Because it was a relatively-small time slice (compared with normal human experience), and provided nothing depicted was moving too fast; the averaged picture on the image is not very blurred, and may appear as if time had been frozen.
And even when something is moving fast enough to blur (as in almost photographs of a waterfall) what results is a still and sharp picture of a blur.
A camera has a partial and perspectival view of reality - as does the human mind - neither can perceive everything in existence at once (nothing like!). But if it is assumed that everything-being-seen is every-thing - then the field of view is everything (by definition).
Then the deletion of time (by averaging of the time slice) apparently makes every-thing-one.

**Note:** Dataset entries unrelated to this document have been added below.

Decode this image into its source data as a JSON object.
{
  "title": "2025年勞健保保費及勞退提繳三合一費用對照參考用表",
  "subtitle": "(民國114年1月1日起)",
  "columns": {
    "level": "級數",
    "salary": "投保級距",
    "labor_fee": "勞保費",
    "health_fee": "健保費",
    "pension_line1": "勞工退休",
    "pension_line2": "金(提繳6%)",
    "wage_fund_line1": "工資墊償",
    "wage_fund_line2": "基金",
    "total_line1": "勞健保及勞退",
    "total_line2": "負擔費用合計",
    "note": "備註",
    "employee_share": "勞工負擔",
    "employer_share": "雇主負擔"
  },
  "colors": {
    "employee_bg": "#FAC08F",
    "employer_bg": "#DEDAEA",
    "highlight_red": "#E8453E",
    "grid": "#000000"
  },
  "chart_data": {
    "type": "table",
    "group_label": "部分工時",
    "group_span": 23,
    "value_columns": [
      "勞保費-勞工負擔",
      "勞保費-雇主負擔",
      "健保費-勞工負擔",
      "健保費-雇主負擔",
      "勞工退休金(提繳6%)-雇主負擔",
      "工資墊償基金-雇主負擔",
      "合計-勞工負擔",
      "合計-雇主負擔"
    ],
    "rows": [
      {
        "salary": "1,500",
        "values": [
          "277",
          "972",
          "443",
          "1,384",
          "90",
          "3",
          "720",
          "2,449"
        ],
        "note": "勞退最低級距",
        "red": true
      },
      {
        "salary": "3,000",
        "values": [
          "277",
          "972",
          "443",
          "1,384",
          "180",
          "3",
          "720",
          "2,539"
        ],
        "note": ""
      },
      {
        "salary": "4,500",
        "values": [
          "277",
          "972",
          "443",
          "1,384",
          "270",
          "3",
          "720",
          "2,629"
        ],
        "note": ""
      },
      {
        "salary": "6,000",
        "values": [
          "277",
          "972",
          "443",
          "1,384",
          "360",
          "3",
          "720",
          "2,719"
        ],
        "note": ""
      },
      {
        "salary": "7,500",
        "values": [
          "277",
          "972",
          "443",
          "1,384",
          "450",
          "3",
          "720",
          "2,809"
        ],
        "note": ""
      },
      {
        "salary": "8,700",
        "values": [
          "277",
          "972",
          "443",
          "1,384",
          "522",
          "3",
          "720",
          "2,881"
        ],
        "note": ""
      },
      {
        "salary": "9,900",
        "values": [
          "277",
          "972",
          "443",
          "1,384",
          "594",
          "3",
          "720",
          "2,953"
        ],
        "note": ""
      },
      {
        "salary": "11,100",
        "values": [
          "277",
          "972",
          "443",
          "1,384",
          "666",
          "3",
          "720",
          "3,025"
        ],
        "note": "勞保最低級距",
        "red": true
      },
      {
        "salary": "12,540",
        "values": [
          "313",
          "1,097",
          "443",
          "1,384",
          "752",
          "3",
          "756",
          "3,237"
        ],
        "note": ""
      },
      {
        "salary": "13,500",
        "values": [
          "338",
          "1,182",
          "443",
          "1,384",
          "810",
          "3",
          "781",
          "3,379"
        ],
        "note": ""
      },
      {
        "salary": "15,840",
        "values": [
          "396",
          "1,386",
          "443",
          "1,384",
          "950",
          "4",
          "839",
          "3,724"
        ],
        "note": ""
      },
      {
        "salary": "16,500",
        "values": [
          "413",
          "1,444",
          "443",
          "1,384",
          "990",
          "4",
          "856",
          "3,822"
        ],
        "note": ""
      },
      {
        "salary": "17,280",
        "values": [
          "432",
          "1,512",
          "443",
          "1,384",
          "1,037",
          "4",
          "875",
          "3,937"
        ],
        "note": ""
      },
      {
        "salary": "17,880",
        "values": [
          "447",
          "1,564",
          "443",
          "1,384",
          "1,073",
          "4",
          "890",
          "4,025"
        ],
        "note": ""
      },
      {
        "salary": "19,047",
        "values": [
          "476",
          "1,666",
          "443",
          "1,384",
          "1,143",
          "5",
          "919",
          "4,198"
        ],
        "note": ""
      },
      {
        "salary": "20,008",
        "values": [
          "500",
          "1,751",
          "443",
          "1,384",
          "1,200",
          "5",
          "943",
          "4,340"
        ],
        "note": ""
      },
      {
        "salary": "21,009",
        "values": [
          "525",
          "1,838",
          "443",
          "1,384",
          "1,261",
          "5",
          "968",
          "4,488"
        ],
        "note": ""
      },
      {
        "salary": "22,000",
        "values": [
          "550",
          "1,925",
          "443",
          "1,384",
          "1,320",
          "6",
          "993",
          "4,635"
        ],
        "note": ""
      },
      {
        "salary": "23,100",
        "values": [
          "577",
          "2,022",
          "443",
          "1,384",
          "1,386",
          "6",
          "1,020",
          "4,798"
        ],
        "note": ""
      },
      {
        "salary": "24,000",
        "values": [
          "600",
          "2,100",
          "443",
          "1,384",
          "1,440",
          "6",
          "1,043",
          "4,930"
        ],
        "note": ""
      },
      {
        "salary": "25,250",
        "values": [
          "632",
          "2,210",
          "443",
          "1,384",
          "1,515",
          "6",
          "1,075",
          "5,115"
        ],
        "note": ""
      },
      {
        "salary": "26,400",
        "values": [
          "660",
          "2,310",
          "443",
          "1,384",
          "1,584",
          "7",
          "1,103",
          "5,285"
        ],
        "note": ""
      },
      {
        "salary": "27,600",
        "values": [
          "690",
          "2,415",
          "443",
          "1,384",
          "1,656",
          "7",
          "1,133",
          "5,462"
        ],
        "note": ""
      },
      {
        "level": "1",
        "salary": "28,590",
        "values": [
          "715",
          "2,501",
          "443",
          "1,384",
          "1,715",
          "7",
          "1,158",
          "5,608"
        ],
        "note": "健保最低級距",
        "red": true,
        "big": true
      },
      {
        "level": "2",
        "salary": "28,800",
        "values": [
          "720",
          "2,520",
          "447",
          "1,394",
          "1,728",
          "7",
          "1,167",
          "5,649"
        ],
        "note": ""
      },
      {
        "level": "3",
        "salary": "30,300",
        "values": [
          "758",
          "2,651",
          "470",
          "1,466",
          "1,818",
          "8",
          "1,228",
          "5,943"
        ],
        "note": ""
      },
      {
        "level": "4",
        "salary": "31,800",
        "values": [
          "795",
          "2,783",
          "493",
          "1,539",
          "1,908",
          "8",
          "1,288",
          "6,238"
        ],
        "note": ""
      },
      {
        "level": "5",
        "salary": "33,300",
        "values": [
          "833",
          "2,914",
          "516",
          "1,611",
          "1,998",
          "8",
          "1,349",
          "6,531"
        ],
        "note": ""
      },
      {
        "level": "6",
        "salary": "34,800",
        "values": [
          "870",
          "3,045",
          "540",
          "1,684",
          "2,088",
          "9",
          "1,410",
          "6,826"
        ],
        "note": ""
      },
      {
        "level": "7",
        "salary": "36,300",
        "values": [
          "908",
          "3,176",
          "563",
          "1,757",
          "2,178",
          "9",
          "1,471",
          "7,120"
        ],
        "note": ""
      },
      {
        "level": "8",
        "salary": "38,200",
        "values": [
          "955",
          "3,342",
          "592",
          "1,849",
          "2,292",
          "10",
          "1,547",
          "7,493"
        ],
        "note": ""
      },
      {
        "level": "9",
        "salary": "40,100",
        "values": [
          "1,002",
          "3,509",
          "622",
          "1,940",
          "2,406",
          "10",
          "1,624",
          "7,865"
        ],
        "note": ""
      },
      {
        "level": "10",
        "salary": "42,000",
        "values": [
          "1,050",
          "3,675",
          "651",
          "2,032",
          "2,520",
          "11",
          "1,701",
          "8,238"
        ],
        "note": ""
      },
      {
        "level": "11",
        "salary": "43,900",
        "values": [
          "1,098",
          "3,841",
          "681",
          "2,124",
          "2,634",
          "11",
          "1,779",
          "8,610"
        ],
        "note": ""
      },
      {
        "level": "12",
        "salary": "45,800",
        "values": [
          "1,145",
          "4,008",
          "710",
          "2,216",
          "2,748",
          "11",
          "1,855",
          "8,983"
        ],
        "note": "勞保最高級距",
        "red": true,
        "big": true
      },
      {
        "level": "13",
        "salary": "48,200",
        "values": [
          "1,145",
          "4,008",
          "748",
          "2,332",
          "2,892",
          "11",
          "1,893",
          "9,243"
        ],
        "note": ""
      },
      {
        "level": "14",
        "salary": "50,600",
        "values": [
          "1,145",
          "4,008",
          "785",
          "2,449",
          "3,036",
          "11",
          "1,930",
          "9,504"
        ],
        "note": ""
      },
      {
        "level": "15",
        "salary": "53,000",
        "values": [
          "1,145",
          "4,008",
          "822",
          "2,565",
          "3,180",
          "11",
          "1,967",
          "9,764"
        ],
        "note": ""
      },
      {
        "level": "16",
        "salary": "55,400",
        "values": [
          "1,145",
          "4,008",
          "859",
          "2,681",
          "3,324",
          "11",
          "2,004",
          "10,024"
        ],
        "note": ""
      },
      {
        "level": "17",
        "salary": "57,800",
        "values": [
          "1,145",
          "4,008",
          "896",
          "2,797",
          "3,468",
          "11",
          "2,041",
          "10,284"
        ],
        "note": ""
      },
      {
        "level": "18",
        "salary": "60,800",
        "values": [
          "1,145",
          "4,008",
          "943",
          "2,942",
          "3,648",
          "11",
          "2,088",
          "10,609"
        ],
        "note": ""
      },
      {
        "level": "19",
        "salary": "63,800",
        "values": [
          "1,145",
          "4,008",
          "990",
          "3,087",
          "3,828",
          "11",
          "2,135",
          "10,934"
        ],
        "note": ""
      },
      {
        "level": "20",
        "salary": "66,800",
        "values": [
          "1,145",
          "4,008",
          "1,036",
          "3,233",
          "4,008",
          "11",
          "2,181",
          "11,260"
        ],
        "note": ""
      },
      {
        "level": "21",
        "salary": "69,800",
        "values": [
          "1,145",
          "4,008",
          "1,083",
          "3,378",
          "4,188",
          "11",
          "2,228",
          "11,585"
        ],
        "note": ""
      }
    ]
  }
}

In conclusion; my understanding of the common mystical experiences of oneness, are that they are attained by those who believe in the truth - or at least the coherent possibility* - of oneness - and who are 'looking-for' oneness; and that they are actually a memory of a small slice of time which is being interpreted as a time-less instance; and that the attribution of oneness to every-thing in existence is an artefact of the 'field of vision'.
*Oneness is Not a coherent belief, because the fact that it is a belief entails that there is Not oneness: we can only 'believe' from a prior position of separateness - which ought not to be possible if everything is one. The common notions of 'ultimate' oneness being concealed by 'illusion'/ maya does not make sense either - because if all is one, illusion should not be possible in the first place. And, anyway, how could we know of oneness if illusion prevailed? It seems to me that although the belief-in ultimate oneness has been common in humanity (e.g. modern Hindus, Buddhists and many New Agers); like many common beliefs it does not cohere, even superficially... unless further assumptions are being smuggled-in unacknowledged, which is, in fact, exactly what happens.
NOTE: The above is an example of that type of philosophy called metaphysics. My assumption is that fundamental assumptions concerning the nature of reality are what shape evidence - not the other way around. Thus the 'evidence' of 'oneness' in mystical experience is understood in terms of prior assumptions. If the prior assumption is of oneness, then this type of experience is regarded as evidence of oneness. But if one is a pluralist, like myself - who believes that time is a fundamental; the mystical experience of oneness is interpreted in light of those qualitatively-different assumptions.
This 'un-disprovability-by-evidence might be assumed to imply that metaphysics is arbitrary, and one set of assumptions is just as good as another; but this is not the case - because different metaphsyical assumptions can be examined in terms of their coherence. Thus I have tried to argue above that the experience of oneness is - in the first place - not a proof of oneness; and in the second place that oneness is an incoherent belief. The incoherence of oneness can be, and is, explained on the basis of further assumptions being introduced - but all of these contradict the prima assumption of oneness - therefore I argue that oneness is incoherent and disproves-itself.
The same also applies to mainstream/ orthodox/ Athanasian Trinitarian Christianity; which tries to argues simultaneous oneness and plurality. Insofar as the Trinity is taken to be one and every-thing, it is also incoherent and self-refuting; and attempts to cover this by asserting simultaneous plurality are also covert introduction of further unacknowledged assumptions.